The coaching staff at the Cobras were expected to organise a televised warm-up match without any payment for the players: ‘They want everything for nothing. This franchise is getting R1-million for being a host venue. That is not a lot of money whichever way you spread it. I just don’t understand it,” said one member of the management.

His lack of understanding stems, of course, from what the core of the IPL is all about: money and ego. He has never had money and his employer, despite being regarded as the ‘glamour” franchise in South Africa, is the poorest of them all. Perhaps it’s simple jealousy, but the flaunting of wealth has been genuinely unpleasant at times.

The opening party at a lavish hotel at Cape Town’s Waterfront was one thing at a million dollars. Marketers would have found a reason to justify it but the hiring of garish yellow Lamborghinis and gold Rolls Royces to transport people who call themselves ‘VIPs” from hotel to cricket ground does not sit easily in the South African conscience.

During each game donations to children’s education are welcome and it seems churlish to question the integrity of the gesture.
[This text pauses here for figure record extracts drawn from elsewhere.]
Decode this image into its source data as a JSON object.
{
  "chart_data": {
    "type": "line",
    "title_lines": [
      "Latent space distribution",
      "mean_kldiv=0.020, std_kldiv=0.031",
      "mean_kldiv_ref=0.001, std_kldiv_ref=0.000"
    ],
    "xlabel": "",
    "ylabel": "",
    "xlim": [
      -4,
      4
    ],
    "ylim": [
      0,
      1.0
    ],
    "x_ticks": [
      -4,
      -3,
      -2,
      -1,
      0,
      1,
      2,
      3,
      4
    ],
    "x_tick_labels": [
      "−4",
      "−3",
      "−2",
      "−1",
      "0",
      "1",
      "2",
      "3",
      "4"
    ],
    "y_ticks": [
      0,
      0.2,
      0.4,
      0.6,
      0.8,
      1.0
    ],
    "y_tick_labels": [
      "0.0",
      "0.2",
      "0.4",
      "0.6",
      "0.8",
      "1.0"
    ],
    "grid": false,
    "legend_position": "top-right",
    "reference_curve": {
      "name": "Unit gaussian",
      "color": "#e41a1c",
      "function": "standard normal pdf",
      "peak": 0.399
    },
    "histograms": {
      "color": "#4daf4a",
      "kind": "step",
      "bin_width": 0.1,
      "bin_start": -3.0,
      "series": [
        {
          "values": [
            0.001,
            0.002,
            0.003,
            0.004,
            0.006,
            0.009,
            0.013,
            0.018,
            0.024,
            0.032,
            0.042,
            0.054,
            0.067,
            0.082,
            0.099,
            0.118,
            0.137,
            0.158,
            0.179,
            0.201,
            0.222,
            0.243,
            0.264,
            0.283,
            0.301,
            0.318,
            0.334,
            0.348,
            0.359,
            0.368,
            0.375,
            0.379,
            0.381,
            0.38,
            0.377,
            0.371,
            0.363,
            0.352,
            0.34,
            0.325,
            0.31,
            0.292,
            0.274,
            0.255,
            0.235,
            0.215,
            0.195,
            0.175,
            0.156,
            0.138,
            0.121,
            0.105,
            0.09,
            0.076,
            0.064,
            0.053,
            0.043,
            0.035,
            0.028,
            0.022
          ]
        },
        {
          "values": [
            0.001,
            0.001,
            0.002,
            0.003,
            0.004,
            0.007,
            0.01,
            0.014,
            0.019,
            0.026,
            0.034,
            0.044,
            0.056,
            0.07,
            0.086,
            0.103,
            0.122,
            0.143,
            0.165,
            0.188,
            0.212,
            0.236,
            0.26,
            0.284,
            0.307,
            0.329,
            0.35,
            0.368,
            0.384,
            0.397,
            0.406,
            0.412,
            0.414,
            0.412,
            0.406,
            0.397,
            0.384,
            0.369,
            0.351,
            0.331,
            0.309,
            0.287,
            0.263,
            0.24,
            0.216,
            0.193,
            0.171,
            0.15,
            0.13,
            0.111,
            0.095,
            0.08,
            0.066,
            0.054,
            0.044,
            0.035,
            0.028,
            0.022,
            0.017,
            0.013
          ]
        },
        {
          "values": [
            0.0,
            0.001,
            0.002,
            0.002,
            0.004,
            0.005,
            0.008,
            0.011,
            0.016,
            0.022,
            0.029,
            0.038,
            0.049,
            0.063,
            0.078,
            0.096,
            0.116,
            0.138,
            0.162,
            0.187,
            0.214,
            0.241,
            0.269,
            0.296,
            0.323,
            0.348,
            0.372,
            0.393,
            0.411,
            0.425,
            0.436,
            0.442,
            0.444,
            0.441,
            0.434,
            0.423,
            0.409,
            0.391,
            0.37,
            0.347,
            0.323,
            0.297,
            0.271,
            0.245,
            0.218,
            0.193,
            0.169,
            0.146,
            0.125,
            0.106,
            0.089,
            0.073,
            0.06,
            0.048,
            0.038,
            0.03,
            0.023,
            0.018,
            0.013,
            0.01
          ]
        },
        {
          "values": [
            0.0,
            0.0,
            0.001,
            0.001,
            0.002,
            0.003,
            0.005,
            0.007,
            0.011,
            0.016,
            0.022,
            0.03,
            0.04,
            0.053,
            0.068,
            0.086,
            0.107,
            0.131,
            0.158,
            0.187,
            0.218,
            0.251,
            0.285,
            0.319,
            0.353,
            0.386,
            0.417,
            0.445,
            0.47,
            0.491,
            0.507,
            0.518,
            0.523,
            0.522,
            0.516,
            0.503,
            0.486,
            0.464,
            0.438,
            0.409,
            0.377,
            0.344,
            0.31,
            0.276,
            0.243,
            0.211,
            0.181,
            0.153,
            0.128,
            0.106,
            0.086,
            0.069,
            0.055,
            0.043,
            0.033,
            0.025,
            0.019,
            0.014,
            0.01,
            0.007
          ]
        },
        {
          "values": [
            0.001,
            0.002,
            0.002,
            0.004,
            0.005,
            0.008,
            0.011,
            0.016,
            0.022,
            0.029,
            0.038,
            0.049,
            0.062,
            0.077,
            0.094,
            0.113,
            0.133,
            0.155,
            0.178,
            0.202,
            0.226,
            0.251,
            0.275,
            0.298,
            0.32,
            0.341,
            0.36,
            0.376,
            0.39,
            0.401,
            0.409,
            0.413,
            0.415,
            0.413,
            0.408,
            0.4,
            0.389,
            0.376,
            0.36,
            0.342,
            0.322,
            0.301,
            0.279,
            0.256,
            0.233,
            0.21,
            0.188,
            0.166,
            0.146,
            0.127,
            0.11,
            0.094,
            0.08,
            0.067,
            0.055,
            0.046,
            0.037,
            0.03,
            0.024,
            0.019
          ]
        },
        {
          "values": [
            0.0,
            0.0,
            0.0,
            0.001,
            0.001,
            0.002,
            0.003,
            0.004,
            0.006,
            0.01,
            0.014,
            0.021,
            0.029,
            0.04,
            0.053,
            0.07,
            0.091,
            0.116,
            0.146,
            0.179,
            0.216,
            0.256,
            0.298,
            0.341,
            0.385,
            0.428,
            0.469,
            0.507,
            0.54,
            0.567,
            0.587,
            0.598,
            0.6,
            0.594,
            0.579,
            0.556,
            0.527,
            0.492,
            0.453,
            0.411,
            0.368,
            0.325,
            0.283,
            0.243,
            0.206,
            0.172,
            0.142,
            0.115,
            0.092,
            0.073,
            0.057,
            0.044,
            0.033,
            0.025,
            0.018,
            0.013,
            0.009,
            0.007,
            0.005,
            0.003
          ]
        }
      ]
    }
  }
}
But just to put things in perspective, consider this: the entire education ‘scholarship” budget is, depending on which press release you read from which of the 100+ PR people working for the IPL, between R8-million and R9-million. Roughly the same cost as the crayfish and champagne-laden launch party.

How much is R8- to R9-million as a percentage of a projected IPL turnover of $2,4-billion?

So desperate was the IPL for some charitable legitimisation, and so rushed was the subsequent education scheme, that the marketers’ most inspired scheme was to ‘choose five learners at random from the crowd” and give them R15 000 each to ‘pay for a year’s education”. And it really was ‘random”, too, as two children who attended the R50 000-a-year Hout Bay International School in Cape Town discovered.

The former Springbok rugby captain, Francois Pienaar, is now a high-profile marketing man who was quickly snapped up by Lalit Modi to work the IPL account. He announced last week on live television that the IPL was ‘proud to leave a lasting legacy in South Africa”.

Nice idea, but it takes a lot more than handing over a cheque to leave a legacy of any kind, let alone a lasting one.